王都の方からは複数の魔力を、山の方からは大きな一つの魔力と、山裾に不自然に揺れる魔力を。王都の方向へ進む少しの魔獣もいるようだが、王都から来る多数の魔力は応援のはずなので問題ないだろう。

それぞれを感知したコーディは、周りの状況を確認した。


初心者の森は大分様相を変え、あちこちの木々が倒れている。数十メートル王都側にはほかの冒険者たちがまだ戦っているか、一区切りついて警戒しているかだ。コーディの周辺ほどではないが、やはり木々が倒れて少し森が途切れるような状態になっていた。

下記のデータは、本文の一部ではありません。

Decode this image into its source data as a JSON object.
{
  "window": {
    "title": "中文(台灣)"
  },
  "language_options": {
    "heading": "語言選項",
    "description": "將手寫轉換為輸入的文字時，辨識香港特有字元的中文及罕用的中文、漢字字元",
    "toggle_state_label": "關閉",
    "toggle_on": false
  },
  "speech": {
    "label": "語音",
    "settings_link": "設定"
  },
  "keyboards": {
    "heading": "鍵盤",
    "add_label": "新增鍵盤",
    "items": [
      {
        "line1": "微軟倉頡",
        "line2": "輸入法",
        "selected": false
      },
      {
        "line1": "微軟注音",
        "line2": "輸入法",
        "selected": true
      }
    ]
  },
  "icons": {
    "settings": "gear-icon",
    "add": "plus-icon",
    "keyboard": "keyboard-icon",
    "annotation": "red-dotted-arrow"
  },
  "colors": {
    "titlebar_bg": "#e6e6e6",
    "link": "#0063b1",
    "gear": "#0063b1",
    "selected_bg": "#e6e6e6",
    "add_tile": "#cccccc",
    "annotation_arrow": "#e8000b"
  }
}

大きな魔力は、移動はしていないが感情の揺れを表すかのようにうごめいている。


勝手に動くのは良くないだろうと考え、コーディはすぐ近くのパーティに声をかけた。

「少し、山の方に移動して様子を見ます!魔獣の気配はあまりないので、スタンピードは一旦途切れたと思いますので!」

「わかった!こちらの範囲は俺達がカバーしておく!……ぁ、待て!これを持っていけ!」

答えた冒険者は、何か筒状のものを3つ投げてきた。


ぱしり、と受け取ると、赤い筒と青い筒、そして緑の筒だった。

狼煙のろしだ!赤が逃げろという合図、つまり大型の魔獣がこちらに向かっているという意味だ。青は魔獣がいない、緑は魔獣を見つけたが危険はないことを伝える。万が一の場合は赤を打ってほしい。何もなく1時間くらい経ったら、青か緑を空に向かって打って戻ってくれ。それ以上は深追いになる」

「わかりました!」

渡されたのは、冒険者が使う緊急信号の狼煙だった。コーディはまだ経験が浅いことから、救難の黄色の狼煙だけしか持っていなかった。

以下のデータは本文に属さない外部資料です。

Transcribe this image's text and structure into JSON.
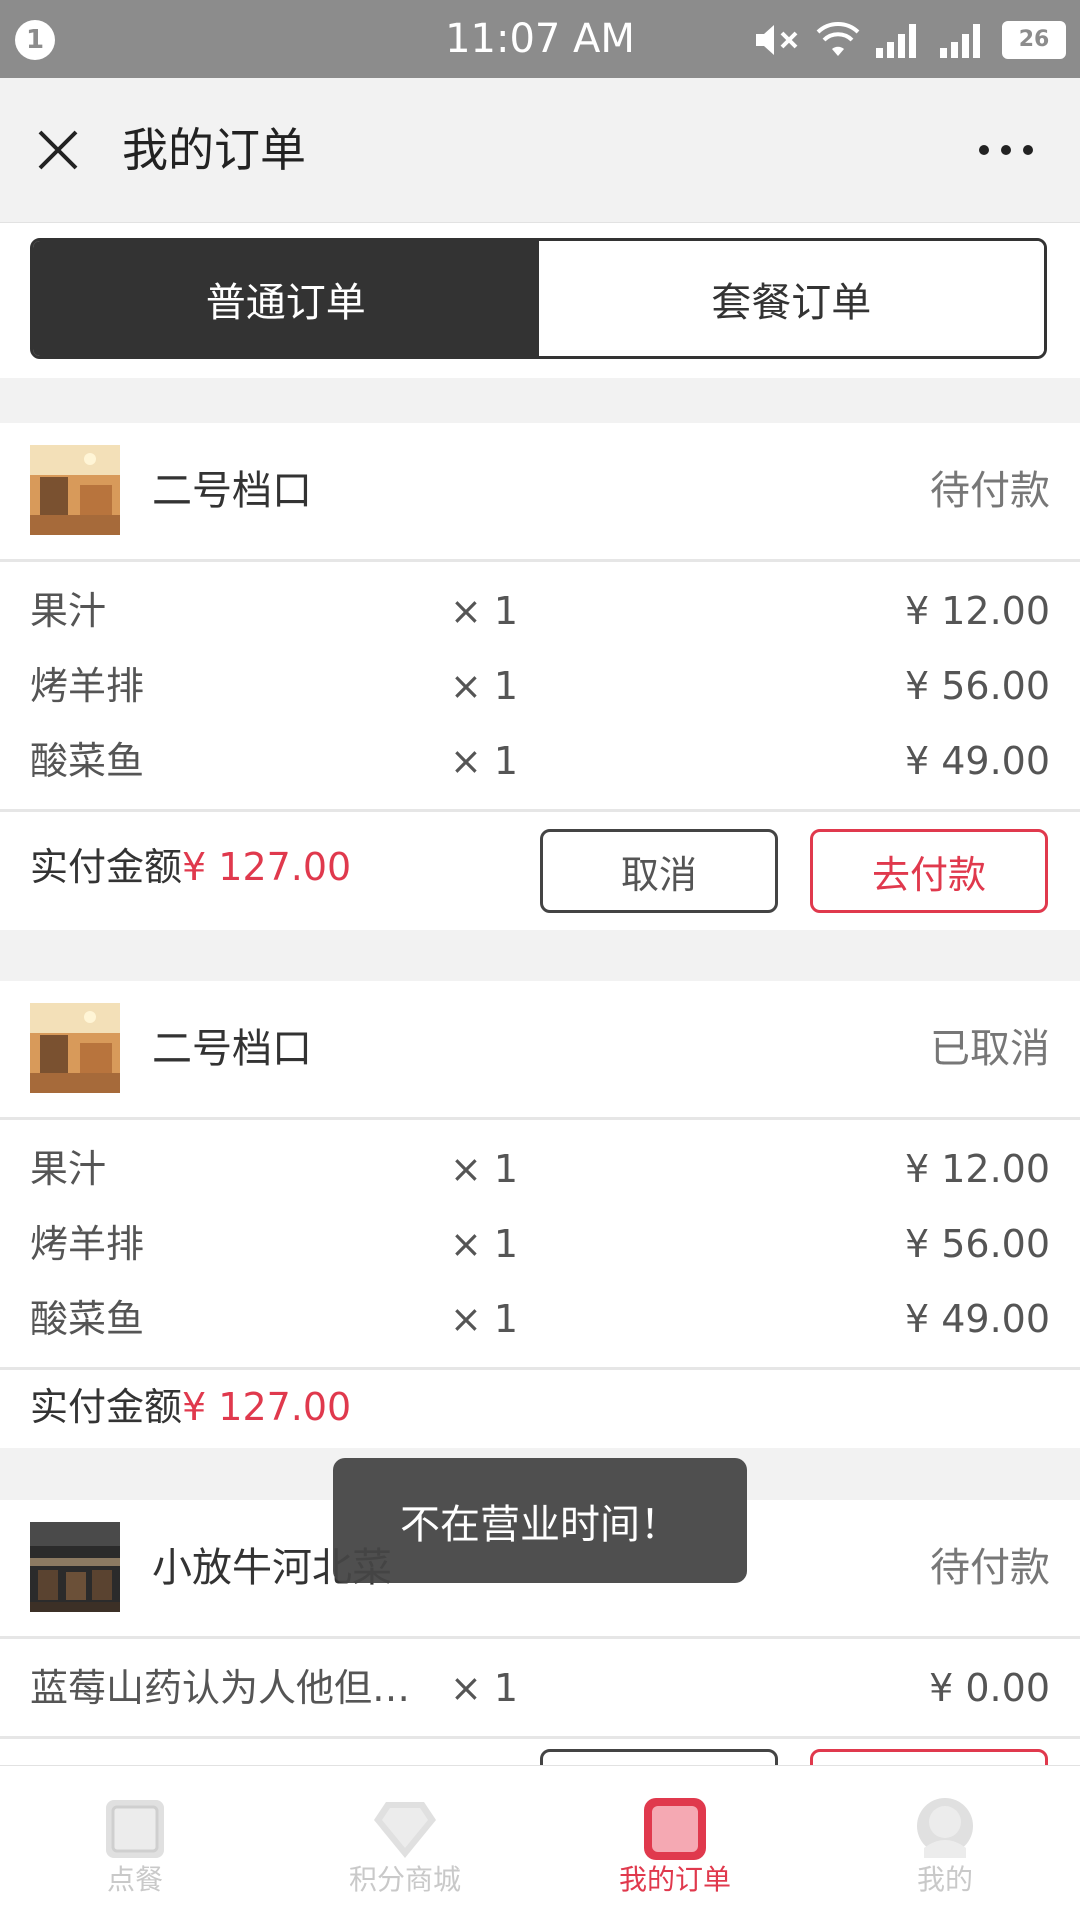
{
  "status_bar": {
    "notification_count": "1",
    "time": "11:07 AM",
    "battery": "26"
  },
  "header": {
    "title": "我的订单"
  },
  "tabs": [
    {
      "label": "普通订单",
      "active": true
    },
    {
      "label": "套餐订单",
      "active": false
    }
  ],
  "orders": [
    {
      "store": "二号档口",
      "status": "待付款",
      "items": [
        {
          "name": "果汁",
          "qty": "× 1",
          "price": "¥ 12.00"
        },
        {
          "name": "烤羊排",
          "qty": "× 1",
          "price": "¥ 56.00"
        },
        {
          "name": "酸菜鱼",
          "qty": "× 1",
          "price": "¥ 49.00"
        }
      ],
      "total_label": "实付金额",
      "total_amount": "¥ 127.00",
      "cancel_label": "取消",
      "pay_label": "去付款"
    },
    {
      "store": "二号档口",
      "status": "已取消",
      "items": [
        {
          "name": "果汁",
          "qty": "× 1",
          "price": "¥ 12.00"
        },
        {
          "name": "烤羊排",
          "qty": "× 1",
          "price": "¥ 56.00"
        },
        {
          "name": "酸菜鱼",
          "qty": "× 1",
          "price": "¥ 49.00"
        }
      ],
      "total_label": "实付金额",
      "total_amount": "¥ 127.00"
    },
    {
      "store": "小放牛河北菜",
      "status": "待付款",
      "items": [
        {
          "name": "蓝莓山药认为人他但…",
          "qty": "× 1",
          "price": "¥ 0.00"
        }
      ]
    }
  ],
  "toast": "不在营业时间！",
  "bottom_nav": [
    {
      "label": "点餐",
      "icon": "order-food-icon",
      "active": false
    },
    {
      "label": "积分商城",
      "icon": "diamond-icon",
      "active": false
    },
    {
      "label": "我的订单",
      "icon": "orders-icon",
      "active": true
    },
    {
      "label": "我的",
      "icon": "profile-icon",
      "active": false
    }
  ],
  "colors": {
    "accent": "#e0394d",
    "dark": "#333333",
    "status_bar": "#8c8c8c"
  }
}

―― これからはきっと必要じゃろうから、帰ったら手に入れて、ついでに今受け取った分もきちんと返そう。


コーディは頭を軽く下げ、すべてアイテムボックスに投げ込んで走り出した。



しばらくは普通に走ったが、人の気配が遠ざかってからは神仙武術と魔法を組み合わせ、風魔法を利用して全速力で走った。

時速で言えば、80キロは出ているだろう。

初心者の森を走り抜け、草原も通り過ぎて山裾へ向かった。



大きな魔力が、ゆるりと動く気配がした。


―― ロックドラゴンか。


山から飛んで降りてくるのが見えた。遠くからでも見えたその体躯は、岩に覆われていた。

ここから見える山の頂上あたりの岩場に生息していると言われるドラゴンだ。

いくらコーディが修行を重ねているとはいえ、なんの準備もなくドラゴンに挑むのは無謀である。


魔力をできるだけ抑え、山裾の森の木に隠れながらロックドラゴンの進行方向に合わせて移動する。

どうやら、不自然な魔力の方へ近寄っているようだった。


先回りしてみると、丸い石のようなものが木々の間から見えた。

直径でいえば1メートルほどだろうか。表面がガタついた丸い石は、人工のものか自然のものか判断がつかない。その石から、不自然な魔力が感じられた。


見守っていると、ロックドラゴンが勢い良く空から落ちてきた。


「っ!」


どごぉぉおおおん!!!


ロックドラゴンは、丸い石のようなものに突っ込んだ。

地震を思わせるような揺れが発生し、巻き上がった砂塵で石もロックドラゴンも見えなくなった。